1116.Print_Zero_Even_Odd(Medium).md

1116. Print Zero Even Odd (Medium)

Date and Time: Feb 19, 2025, 00:15 (EST)

Link: https://leetcode.com/problems/print-zero-even-odd

Question:

You have a function printNumber that can be called with an integer parameter and prints it to the console.

• For example, calling printNumber(7) prints 7 to the console.

You are given an instance of the class ZeroEvenOdd that has three functions: zero, even, and odd. The same instance of ZeroEvenOdd will be passed to three different threads:

• Thread A: calls zero() that should only output 0's.
• Thread B: calls even() that should only output even numbers.
• Thread C: calls odd() that should only output odd numbers.

Modify the given class to output the series "010203040506..." where the length of the series must be 2n.

Implement the ZeroEvenOdd class:

• ZeroEvenOdd(int n): Initializes the object with the number n that represents the numbers that should be printed.
• void zero(printNumber): Calls printNumber to output one zero.
• void even(printNumber): Calls printNumber to output one even number.
• void odd(printNumber): Calls printNumber to output one odd number.

Example 1:

Input: n = 2
Output: "0102"

Explanation: There are three threads being fired asynchronously. One of them calls zero(), the other calls even(), and the last one calls odd().
"0102" is the correct output.

Example 2:

Input: n = 5
Output: "0102030405"

Constraints:

• 1 <= n <= 1000

Walk-through:

1. Define three semophores for zero(), even(), odd(). We initialize the semophore of zero() with priority 1 (sem_init(&sem_zero, 0, 1);), so we can always run sem_zero with higher priority.

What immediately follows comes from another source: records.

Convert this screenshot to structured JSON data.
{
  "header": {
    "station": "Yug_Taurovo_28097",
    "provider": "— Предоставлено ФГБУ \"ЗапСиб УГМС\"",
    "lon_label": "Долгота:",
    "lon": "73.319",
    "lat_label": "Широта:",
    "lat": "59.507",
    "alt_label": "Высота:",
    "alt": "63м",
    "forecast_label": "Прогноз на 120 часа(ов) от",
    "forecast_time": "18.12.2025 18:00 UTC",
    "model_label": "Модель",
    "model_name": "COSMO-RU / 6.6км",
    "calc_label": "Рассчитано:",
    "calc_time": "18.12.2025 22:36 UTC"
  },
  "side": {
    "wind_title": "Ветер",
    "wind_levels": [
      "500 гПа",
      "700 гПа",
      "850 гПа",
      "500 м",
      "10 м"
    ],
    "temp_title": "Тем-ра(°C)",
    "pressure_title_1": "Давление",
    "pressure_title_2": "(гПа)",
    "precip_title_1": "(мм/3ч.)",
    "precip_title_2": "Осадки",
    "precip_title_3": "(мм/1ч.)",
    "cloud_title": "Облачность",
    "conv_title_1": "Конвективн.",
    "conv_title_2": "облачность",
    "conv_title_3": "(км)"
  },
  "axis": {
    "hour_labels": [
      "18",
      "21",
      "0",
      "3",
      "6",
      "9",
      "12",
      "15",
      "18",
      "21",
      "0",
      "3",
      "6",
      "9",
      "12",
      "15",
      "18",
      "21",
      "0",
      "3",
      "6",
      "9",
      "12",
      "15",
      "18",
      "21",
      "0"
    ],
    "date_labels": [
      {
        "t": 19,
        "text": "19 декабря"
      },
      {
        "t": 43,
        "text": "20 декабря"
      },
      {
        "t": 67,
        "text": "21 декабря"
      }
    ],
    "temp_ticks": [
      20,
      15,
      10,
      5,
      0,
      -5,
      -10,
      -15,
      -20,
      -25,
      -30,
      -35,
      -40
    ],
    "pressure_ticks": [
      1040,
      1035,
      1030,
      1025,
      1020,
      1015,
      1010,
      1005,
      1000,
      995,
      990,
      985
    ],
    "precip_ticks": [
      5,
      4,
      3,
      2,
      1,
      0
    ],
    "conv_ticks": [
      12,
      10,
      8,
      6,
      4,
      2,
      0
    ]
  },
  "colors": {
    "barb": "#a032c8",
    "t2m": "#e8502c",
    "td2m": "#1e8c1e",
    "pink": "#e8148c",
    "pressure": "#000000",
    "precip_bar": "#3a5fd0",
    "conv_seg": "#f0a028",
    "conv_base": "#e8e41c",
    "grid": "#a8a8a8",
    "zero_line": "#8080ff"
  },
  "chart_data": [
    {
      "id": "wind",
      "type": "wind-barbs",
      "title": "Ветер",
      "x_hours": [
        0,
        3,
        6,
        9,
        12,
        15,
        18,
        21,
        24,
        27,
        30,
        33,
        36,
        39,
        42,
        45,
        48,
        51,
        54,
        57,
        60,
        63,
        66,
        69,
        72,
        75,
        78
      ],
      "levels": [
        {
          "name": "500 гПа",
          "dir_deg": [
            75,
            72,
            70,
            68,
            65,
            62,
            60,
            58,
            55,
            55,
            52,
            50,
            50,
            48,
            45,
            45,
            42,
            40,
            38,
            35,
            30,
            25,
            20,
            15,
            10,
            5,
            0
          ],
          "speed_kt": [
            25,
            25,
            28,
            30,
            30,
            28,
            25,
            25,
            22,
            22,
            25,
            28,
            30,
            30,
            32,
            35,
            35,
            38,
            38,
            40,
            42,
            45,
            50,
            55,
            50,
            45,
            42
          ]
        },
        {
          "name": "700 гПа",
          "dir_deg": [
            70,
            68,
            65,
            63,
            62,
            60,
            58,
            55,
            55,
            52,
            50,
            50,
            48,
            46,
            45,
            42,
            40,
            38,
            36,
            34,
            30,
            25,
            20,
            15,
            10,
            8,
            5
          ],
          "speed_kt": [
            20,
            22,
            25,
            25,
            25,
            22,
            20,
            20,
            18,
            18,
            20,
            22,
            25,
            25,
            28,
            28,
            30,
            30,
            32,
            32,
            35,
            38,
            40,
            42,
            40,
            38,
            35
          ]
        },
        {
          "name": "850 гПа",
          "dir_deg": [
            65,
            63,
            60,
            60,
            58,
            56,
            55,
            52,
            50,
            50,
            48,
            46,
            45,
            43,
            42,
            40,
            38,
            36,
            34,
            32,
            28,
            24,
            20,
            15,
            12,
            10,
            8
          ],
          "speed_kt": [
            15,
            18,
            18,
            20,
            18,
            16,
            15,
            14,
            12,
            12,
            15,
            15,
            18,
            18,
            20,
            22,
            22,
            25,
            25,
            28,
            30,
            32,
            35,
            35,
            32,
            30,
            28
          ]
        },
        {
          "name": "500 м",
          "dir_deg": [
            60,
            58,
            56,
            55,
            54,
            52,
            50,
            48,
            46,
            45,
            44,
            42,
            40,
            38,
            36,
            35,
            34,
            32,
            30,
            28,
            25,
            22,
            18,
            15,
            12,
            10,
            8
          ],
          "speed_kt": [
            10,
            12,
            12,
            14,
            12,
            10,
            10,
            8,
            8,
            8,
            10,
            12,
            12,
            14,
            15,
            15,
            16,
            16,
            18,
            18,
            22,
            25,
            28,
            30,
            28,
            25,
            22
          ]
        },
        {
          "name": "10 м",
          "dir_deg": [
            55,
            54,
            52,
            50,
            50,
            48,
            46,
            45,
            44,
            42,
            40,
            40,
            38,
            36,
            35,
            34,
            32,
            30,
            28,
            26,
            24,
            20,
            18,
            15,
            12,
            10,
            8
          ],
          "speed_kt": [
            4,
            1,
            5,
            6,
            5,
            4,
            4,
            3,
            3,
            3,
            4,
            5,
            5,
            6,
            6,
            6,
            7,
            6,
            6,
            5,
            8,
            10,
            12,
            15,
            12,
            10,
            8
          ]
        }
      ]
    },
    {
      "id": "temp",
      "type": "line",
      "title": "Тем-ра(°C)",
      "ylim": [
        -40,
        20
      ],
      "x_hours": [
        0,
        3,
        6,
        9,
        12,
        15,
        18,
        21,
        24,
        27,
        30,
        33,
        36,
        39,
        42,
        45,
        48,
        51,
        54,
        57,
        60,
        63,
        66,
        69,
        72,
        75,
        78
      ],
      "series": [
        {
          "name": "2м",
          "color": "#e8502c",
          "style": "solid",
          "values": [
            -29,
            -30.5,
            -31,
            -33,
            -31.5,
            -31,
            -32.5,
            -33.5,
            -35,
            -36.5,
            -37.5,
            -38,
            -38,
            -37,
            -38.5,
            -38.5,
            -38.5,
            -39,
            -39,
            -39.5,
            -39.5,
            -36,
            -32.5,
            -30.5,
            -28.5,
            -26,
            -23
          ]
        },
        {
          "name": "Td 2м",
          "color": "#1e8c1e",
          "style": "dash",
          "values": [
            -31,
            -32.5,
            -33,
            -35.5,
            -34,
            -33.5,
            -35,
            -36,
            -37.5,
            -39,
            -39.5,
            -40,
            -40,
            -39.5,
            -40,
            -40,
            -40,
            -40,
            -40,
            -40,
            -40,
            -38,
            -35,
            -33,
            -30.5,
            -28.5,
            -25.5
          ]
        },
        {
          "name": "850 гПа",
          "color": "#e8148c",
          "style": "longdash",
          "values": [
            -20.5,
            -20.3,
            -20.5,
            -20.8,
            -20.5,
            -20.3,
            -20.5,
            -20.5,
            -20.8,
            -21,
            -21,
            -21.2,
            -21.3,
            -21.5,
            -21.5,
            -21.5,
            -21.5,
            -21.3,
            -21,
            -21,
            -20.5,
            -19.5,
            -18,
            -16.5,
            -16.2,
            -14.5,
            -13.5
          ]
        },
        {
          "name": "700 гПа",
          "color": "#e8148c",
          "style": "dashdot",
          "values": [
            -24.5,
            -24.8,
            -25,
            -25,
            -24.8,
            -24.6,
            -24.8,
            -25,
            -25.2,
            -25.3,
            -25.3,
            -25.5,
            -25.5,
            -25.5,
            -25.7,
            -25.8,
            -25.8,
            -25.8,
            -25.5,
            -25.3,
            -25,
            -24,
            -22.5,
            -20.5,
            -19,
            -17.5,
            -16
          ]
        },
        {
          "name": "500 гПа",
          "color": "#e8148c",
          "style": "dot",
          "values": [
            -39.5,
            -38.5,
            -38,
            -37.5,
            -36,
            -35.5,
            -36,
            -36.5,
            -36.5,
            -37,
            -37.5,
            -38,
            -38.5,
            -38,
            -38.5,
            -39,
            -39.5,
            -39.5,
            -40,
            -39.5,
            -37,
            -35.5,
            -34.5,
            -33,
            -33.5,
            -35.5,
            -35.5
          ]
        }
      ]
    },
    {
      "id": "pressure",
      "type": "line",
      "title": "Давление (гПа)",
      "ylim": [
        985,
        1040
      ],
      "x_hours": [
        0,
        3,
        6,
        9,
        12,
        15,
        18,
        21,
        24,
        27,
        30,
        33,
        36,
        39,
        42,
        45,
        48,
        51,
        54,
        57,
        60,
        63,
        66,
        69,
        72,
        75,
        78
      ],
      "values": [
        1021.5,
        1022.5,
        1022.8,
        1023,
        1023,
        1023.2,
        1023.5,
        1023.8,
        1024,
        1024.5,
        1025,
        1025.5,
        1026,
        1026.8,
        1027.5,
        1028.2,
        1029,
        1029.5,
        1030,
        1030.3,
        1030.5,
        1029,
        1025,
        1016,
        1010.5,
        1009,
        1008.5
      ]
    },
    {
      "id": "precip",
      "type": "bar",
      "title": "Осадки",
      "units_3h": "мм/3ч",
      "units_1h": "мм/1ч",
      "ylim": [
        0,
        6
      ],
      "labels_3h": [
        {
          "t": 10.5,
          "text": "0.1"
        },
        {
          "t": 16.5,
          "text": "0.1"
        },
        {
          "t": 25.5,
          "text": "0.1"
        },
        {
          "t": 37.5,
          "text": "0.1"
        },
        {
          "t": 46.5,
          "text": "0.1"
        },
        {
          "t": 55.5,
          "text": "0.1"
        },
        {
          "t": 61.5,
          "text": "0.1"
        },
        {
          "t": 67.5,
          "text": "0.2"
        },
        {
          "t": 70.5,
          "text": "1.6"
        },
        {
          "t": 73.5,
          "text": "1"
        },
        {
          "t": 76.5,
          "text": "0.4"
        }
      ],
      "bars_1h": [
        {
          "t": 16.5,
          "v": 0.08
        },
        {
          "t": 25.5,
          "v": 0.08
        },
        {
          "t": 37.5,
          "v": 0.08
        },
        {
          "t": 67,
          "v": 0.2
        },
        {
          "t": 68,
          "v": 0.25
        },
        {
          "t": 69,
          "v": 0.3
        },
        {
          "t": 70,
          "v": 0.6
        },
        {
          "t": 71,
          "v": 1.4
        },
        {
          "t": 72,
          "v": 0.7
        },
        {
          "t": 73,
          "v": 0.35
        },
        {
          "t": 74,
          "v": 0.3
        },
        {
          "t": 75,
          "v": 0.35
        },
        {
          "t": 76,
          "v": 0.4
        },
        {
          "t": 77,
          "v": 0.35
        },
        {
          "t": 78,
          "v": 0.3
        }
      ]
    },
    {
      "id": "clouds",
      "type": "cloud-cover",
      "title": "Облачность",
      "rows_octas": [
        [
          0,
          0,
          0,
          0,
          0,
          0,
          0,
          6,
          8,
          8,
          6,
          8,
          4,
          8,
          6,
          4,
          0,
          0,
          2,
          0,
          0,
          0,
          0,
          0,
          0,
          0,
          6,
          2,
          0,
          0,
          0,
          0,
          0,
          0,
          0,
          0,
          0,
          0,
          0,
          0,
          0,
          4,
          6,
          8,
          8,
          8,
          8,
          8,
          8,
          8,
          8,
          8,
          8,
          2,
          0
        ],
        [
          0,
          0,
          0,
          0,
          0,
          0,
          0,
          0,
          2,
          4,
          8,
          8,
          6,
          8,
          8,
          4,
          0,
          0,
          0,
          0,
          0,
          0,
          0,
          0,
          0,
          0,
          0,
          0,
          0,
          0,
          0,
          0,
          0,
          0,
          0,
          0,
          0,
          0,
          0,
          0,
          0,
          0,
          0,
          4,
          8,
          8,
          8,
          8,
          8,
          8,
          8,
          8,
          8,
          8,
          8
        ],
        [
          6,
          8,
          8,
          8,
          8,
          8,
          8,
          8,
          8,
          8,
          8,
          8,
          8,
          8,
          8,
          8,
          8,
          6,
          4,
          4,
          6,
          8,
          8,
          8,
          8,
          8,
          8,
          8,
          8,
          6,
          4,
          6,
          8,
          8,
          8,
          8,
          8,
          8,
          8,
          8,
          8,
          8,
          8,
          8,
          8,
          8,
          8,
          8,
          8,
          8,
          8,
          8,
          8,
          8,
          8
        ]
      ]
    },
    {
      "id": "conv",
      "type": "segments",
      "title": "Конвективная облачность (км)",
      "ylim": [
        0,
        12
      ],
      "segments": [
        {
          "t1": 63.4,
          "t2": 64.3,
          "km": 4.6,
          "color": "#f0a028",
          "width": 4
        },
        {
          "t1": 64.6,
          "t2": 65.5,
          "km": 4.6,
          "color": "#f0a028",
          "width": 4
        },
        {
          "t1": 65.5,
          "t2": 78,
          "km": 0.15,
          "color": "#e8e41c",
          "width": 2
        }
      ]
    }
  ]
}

2. We start at i = 1, and each time it only increments by 1 in zero(). We identify if we should call odd() next or even() next by i, if i is odd, we unlock sem_odd to execute odd(), otherwise, we unlock sem_even for even().

3. odd() starts with i = 1, self-increment by 2 each time. So we can always printNumber() the odd number. After we print, we unlock sem_zero again to back to zero(). Same logic applies to even().

C++:

class ZeroEvenOdd {

private:
    int n;
    sem_t sem_zero;
    sem_t sem_even;
    sem_t sem_odd;

public:
    ZeroEvenOdd(int n) {
        this->n = n;
        sem_init(&sem_zero, 0, 1);   // Give priority to semophore_zero to start first
        sem_init(&sem_even, 0, 0);
        sem_init(&sem_odd, 0, 0);
    }

    // printNumber(x) outputs "x", where x is an integer.
    void zero(function<void(int)> printNumber) {
        for (int i = 1; i < n+1; i++) {
            // Wait to be unlocked
            sem_wait(&sem_zero);
            printNumber(0);
            // Identify to unlock odd or even base on i
            if (i % 2 == 1) {
                sem_post(&sem_odd);
            } else {
                sem_post(&sem_even);
            }
        }
    }

    void even(function<void(int)> printNumber) {
        for (int i = 2; i < n+1; i+=2) {
            sem_wait(&sem_even);    // Wait to be unlocked
            printNumber(i);
            sem_post(&sem_zero);    // Get back to zero()
        }
    }

    void odd(function<void(int)> printNumber) {
        for (int i = 1; i < n+1; i+=2) {
            sem_wait(&sem_odd);
            printNumber(i);
            sem_post(&sem_zero);
        }
    }
};